In targeted protein degradation (TPD), species specificity is a critical determinant of translational success. Sequence differences between human and preclinical animal orthologs—either in the target protein or the E3 ligase—can drastically alter the formation of the ternary complex, leading to false-negative pharmacology or misinterpreted toxicity profiles in vivo.

Recent studies of CRBN- and VHL-based degraders highlight how even subtle amino-acid substitutions can abrogate degradation activity in rodents while maintaining potency in primates or humans. Therefore, early quantitative evaluation of cross-species binding and ternary complex formation is essential before animal model selection.

High-quality recombinant protein production is the cornerstone of ICE Bioscience’s TPD assay capability. Our integrated protein expression and purification platform supports rapid, in-house generation of both target and E3-ligase complexes at assay-grade purity.

Equipped with state-of-the-art instruments including AKTA chromatography systems, Prometheus Panta for thermal stability profiling, and Biacore 8K for label-free kinetic analysis, the platform enables seamless transition from protein production to quantitative binding and ternary-complex characterization.
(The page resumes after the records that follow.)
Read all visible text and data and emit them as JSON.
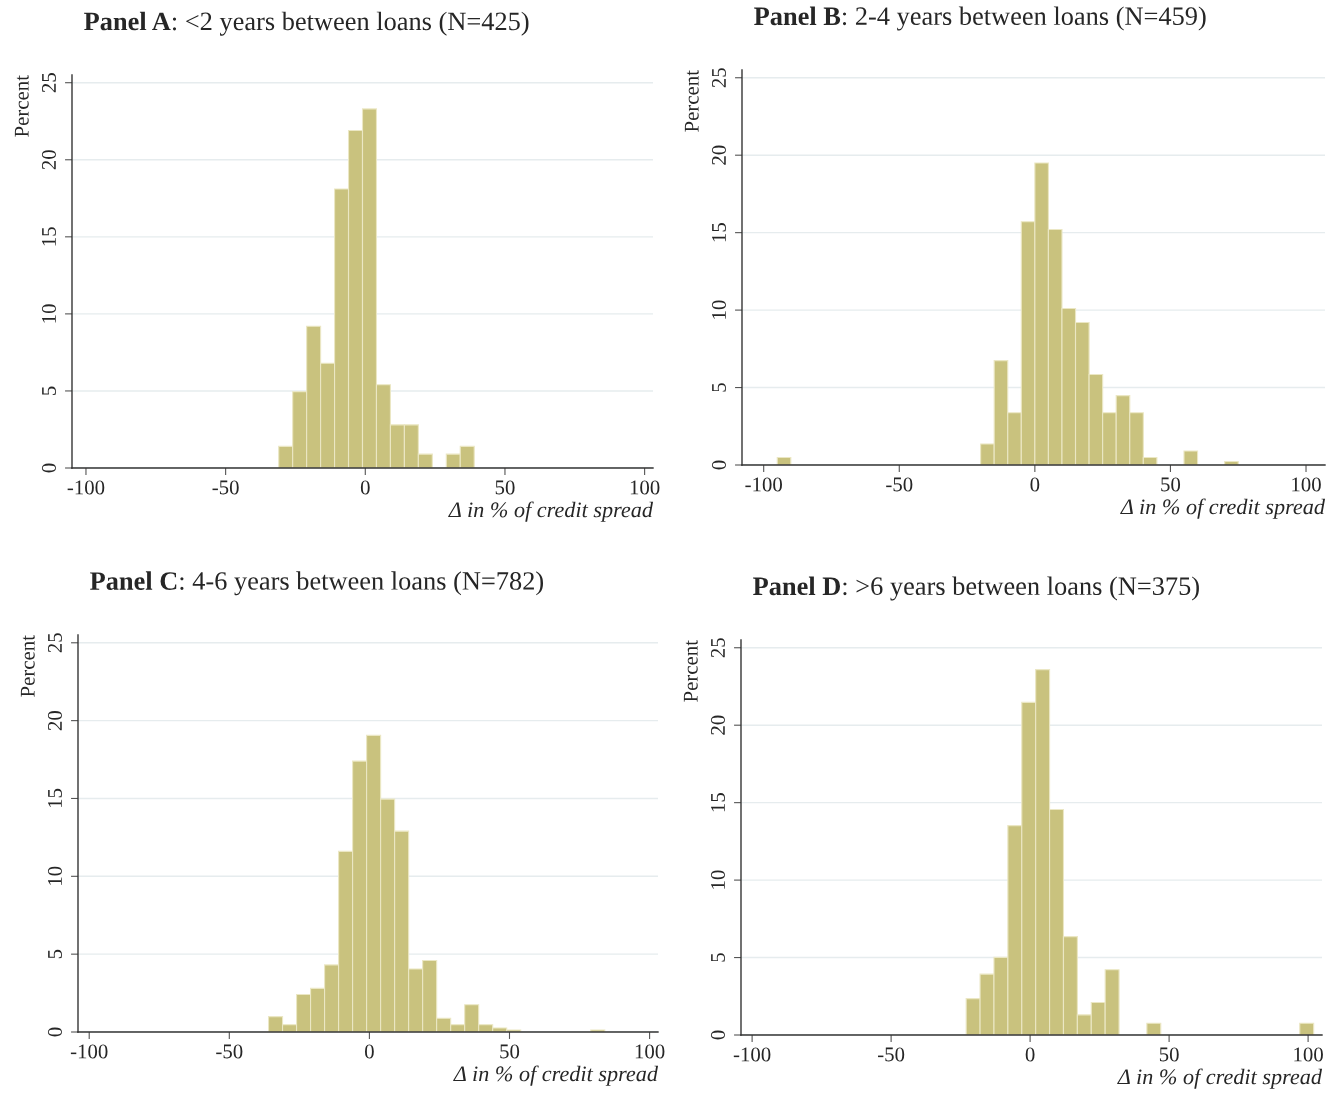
{
  "chart_data": [
    {
      "type": "histogram",
      "title": "Panel A: <2 years between loans (N=425)",
      "xlabel": "Δ in % of credit spread",
      "ylabel": "Percent",
      "color": "#c9c27e",
      "bins": [
        -31,
        -26,
        -21,
        -16,
        -11,
        -6,
        -1,
        4,
        9,
        14,
        19,
        24,
        29,
        34,
        39
      ],
      "values": [
        1.4,
        4.95,
        9.2,
        6.8,
        18.1,
        21.9,
        23.3,
        5.4,
        2.8,
        2.8,
        0.9,
        0,
        0.9,
        1.4
      ],
      "xlim": [
        -105,
        103
      ],
      "xticks": [
        -100,
        -50,
        0,
        50,
        100
      ],
      "ylim": [
        0,
        25.5
      ],
      "yticks": [
        0,
        5,
        10,
        15,
        20,
        25
      ],
      "grid": "y"
    },
    {
      "type": "histogram",
      "title": "Panel B: 2-4 years between loans (N=459)",
      "xlabel": "Δ in % of credit spread",
      "ylabel": "Percent",
      "color": "#c9c27e",
      "bins": [
        -95,
        -90,
        -85,
        -80,
        -75,
        -70,
        -65,
        -60,
        -55,
        -50,
        -45,
        -40,
        -35,
        -30,
        -25,
        -20,
        -15,
        -10,
        -5,
        0,
        5,
        10,
        15,
        20,
        25,
        30,
        35,
        40,
        45,
        50,
        55,
        60,
        65,
        70,
        75
      ],
      "values": [
        0.48,
        0,
        0,
        0,
        0,
        0,
        0,
        0,
        0,
        0,
        0,
        0,
        0,
        0,
        0,
        1.36,
        6.74,
        3.37,
        15.7,
        19.5,
        15.2,
        10.1,
        9.2,
        5.84,
        3.37,
        4.48,
        3.37,
        0.48,
        0,
        0,
        0.9,
        0,
        0,
        0.23
      ],
      "xlim": [
        -108,
        107
      ],
      "xticks": [
        -100,
        -50,
        0,
        50,
        100
      ],
      "ylim": [
        0,
        25.5
      ],
      "yticks": [
        0,
        5,
        10,
        15,
        20,
        25
      ],
      "grid": "y"
    },
    {
      "type": "histogram",
      "title": "Panel C: 4-6 years between loans (N=782)",
      "xlabel": "Δ in % of credit spread",
      "ylabel": "Percent",
      "color": "#c9c27e",
      "bins": [
        -36,
        -31,
        -26,
        -21,
        -16,
        -11,
        -6,
        -1,
        4,
        9,
        14,
        19,
        24,
        29,
        34,
        39,
        44,
        49,
        54,
        59,
        64,
        69,
        74,
        79,
        84
      ],
      "values": [
        0.99,
        0.47,
        2.41,
        2.8,
        4.31,
        11.6,
        17.4,
        19.05,
        14.96,
        12.9,
        4.05,
        4.59,
        0.88,
        0.47,
        1.75,
        0.47,
        0.26,
        0.13,
        0,
        0,
        0,
        0,
        0,
        0.13
      ],
      "xlim": [
        -104,
        103
      ],
      "xticks": [
        -100,
        -50,
        0,
        50,
        100
      ],
      "ylim": [
        0,
        25.5
      ],
      "yticks": [
        0,
        5,
        10,
        15,
        20,
        25
      ],
      "grid": "y"
    },
    {
      "type": "histogram",
      "title": "Panel D: >6 years between loans (N=375)",
      "xlabel": "Δ in % of credit spread",
      "ylabel": "Percent",
      "color": "#c9c27e",
      "bins": [
        -23,
        -18,
        -13,
        -8,
        -3,
        2,
        7,
        12,
        17,
        22,
        27,
        32,
        37,
        42,
        47,
        52,
        57,
        62,
        67,
        72,
        77,
        82,
        87,
        92,
        97,
        102
      ],
      "values": [
        2.35,
        3.93,
        5.01,
        13.52,
        21.47,
        23.59,
        14.56,
        6.35,
        1.3,
        2.1,
        4.21,
        0,
        0,
        0.76,
        0,
        0,
        0,
        0,
        0,
        0,
        0,
        0,
        0,
        0,
        0.76
      ],
      "xlim": [
        -104,
        105
      ],
      "xticks": [
        -100,
        -50,
        0,
        50,
        100
      ],
      "ylim": [
        0,
        25.5
      ],
      "yticks": [
        0,
        5,
        10,
        15,
        20,
        25
      ],
      "grid": "y"
    }
  ]
}
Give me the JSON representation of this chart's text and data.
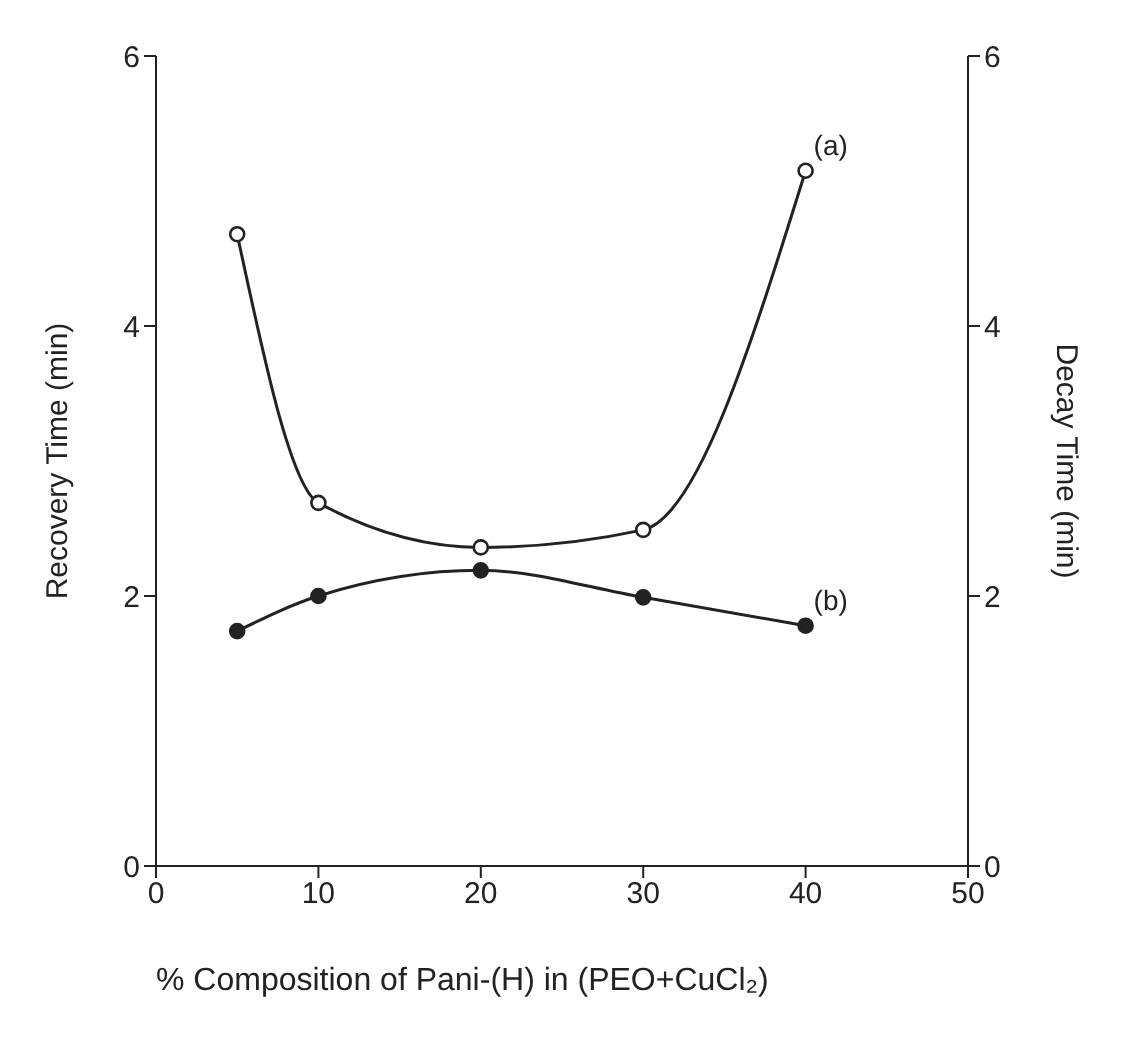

ICE Bioscience can typically deliver new recombinant proteins within five weeks, followed by SPR or TR-FRET binary/ternary assay setup within one week, allowing partners to quickly validate ligand engagement, cooperativity, and degradation potential. This integrated workflow ensures reliable, reproducible data to accelerate TPD lead optimization and mechanism elucidation.

1. Cross-species Binding by SPR

2. Ternary Complex Formation (TR-FRET)

3. Degradation Correlation (Western Blot and Quantification)

These findings indicate that rabbit STAT6 exhibited reduced SPR binary binding and dog STAT6 looks biophysically fine (binary/ternary), but the cellular context is likely limiting degradation, so DC50 is the highest.

To confirm that the biochemical/biophysical findings translate into cellular outcomes, degradation of STAT6 was examined by western blot in primary cells from each species. The results demonstrated clear, concentration-dependent reduction of STAT6 protein levels. While all species showed measurable degradation, the extent and potency (DC₅₀ and Dₘₐₓ) varied, with human and monkey cells displaying the most efficient turnover. This cell-based confirmation is essential, as it reflects the combined influence of intracellular drug exposure, E3-ligase abundance, and proteasomal processing that cannot be inferred from biophysical assays alone.

Integrating WB verification with SPR and TR-FRET therefore provides a more complete, translatable picture of species-dependent degradation efficiency and supports rational selection of relevant animal models for downstream studies.